[Speex-dev] Re: just noise

Jean-Marc Valin jean-marc.valin at usherbrooke.ca
Tue Apr 24 22:40:56 PDT 2007


> OK I finally figured out the second noise problem.  It's a riddle
> wrapped in a mystery inside an enigma.  Judging by the somewhat odd
> structure of le_short() and be_short(), I think this keeps coming up
> over and over again.  Even Apple's byte swapping macros fail under
> certain circumstances, and here's why:

Funny thing is you seem to be the first to report that... not quite sure
why.

> 1. Logical shifting must be used, not arithmetic (or else the high bit
> is wrong)

So far so good.

> 2. Conversion from short to float must be signed, not unsigned (or else
> the line level is wrong)

Seems like there was a problem there and I ended up with a +32768 offset
-- not good.

> 3. The order of operations must be written just-so, or gcc stumbles over
> the conversion from short to float

what do you mean here?

> The offending line was this one:
> 
> for (i=0;i<FRAME_SIZE;i++)
>     input[i] = le_short( in[i] );
> 
> This always fails with the current le_short() function.  Here are
> updated versions, in both macro and inline form.  You can leave inline
> off of the function version and it still works fine:

<snip>

I'll fix that for the next release (hopefully soon).

> Now I am sorry to rant a moment, but I am getting too old for this
> stuff.  Whenever I am speaking with fellow programmers, they love to
> jump to the conclusion that the problem is mine and that there is
> nothing wrong with the code.  I am experienced enough to know that there
> are multitudes of reasons why things fail and that yes, even vanilla
> code examples often fail.  I tried your sample code and it didn't work,
> plain and simple.

Well, it didn't work on big-endian machines and I happen not to have any
such machine, which is why I rely on bug reports for these
architectures.
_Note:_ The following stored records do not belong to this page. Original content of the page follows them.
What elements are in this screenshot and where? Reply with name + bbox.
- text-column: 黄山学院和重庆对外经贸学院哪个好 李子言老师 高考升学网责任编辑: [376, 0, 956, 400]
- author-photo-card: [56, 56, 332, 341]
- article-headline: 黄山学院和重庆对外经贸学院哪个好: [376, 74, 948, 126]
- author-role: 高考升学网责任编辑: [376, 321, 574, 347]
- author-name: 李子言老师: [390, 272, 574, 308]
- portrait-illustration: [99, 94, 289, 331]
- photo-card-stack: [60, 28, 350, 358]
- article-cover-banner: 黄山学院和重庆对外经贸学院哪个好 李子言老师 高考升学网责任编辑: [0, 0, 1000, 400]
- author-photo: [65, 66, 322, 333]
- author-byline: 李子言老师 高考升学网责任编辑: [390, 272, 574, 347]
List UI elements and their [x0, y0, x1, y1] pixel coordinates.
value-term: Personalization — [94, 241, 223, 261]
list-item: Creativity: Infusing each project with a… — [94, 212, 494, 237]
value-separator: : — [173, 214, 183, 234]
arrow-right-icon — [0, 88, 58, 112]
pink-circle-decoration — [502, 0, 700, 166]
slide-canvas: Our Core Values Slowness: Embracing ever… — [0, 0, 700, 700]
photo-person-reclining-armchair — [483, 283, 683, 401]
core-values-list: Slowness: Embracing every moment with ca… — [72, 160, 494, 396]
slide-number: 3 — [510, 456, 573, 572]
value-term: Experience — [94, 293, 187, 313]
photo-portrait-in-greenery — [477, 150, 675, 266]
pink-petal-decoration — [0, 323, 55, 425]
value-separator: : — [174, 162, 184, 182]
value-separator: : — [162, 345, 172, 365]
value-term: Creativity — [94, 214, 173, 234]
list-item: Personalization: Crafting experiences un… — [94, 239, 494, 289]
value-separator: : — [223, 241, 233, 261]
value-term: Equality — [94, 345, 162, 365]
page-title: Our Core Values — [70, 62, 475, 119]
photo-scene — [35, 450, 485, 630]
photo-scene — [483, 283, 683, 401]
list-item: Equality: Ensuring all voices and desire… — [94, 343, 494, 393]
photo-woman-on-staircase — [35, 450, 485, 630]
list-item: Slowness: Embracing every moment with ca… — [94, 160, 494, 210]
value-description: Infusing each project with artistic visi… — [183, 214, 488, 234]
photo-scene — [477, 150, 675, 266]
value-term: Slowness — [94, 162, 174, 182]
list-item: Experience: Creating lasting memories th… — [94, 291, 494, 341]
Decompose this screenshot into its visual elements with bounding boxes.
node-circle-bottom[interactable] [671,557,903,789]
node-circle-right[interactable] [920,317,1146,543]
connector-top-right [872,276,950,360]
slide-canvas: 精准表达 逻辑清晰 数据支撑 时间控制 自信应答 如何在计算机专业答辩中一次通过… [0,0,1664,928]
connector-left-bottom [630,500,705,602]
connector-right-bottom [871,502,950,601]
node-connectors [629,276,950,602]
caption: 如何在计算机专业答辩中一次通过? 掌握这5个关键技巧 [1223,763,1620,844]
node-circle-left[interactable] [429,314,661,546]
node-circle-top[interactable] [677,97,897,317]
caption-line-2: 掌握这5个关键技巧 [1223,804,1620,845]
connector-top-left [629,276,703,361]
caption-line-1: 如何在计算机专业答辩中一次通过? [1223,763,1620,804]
As for which code to blame, my experience with Speex is
that 95% of the problems are with code using Speex and not with the
Speex code (I'm not going into the reason why code is broken).

> UNIX is like this through and through.  Whenever I try something, I just
> know it won't work, like I knew this wouldn't work.  The fault is almost
> never mine (at least not through incompetence, because I follow
> directions explicitly), but is cause by assumptions about the
> infrastructure by myself and others.  For all its benefits, the unix
> mindset can easily condemn us to a life of servitude, baby sitting our
> computers instead of getting real work done.

I guess you could always switch to this Windows OS people keep talking
about. I've never really used it, but everyone keeps saying lots of nice
things about it ;-)

> Anyway, I hope this series of emails shows the importance of providing
> full examples for the target environments.  If you ever want speex to
> catch on in the mainstream, everyday people need to be able to drop it
> in, but at this point only hackers can really do that.  I mean the kind
> of hackers willing to spend 2 days to fix 2 lines of code that should
> "just work."

All I can say is "shit happens" (and endianness bugs too). However, most
people who know what they're doing (e.g. don't attempt to pass u-law
instead of floats to get 4x the compression) usually get Speex working
rather quickly.

> So I thank you from the bottom of my heart for making such a brilliant
> piece of software as speex, I really appreciate what you guys stand for
> :)  I just hope that you get some time to step back and polish up the
> sample code and manual just a hair.  I know how it goes when you have to
> spend all of your time on development to keep something even just
> working, so this rant is not directed at anyone in particular :)

What kind of polish to the sample code. Can you send a patch?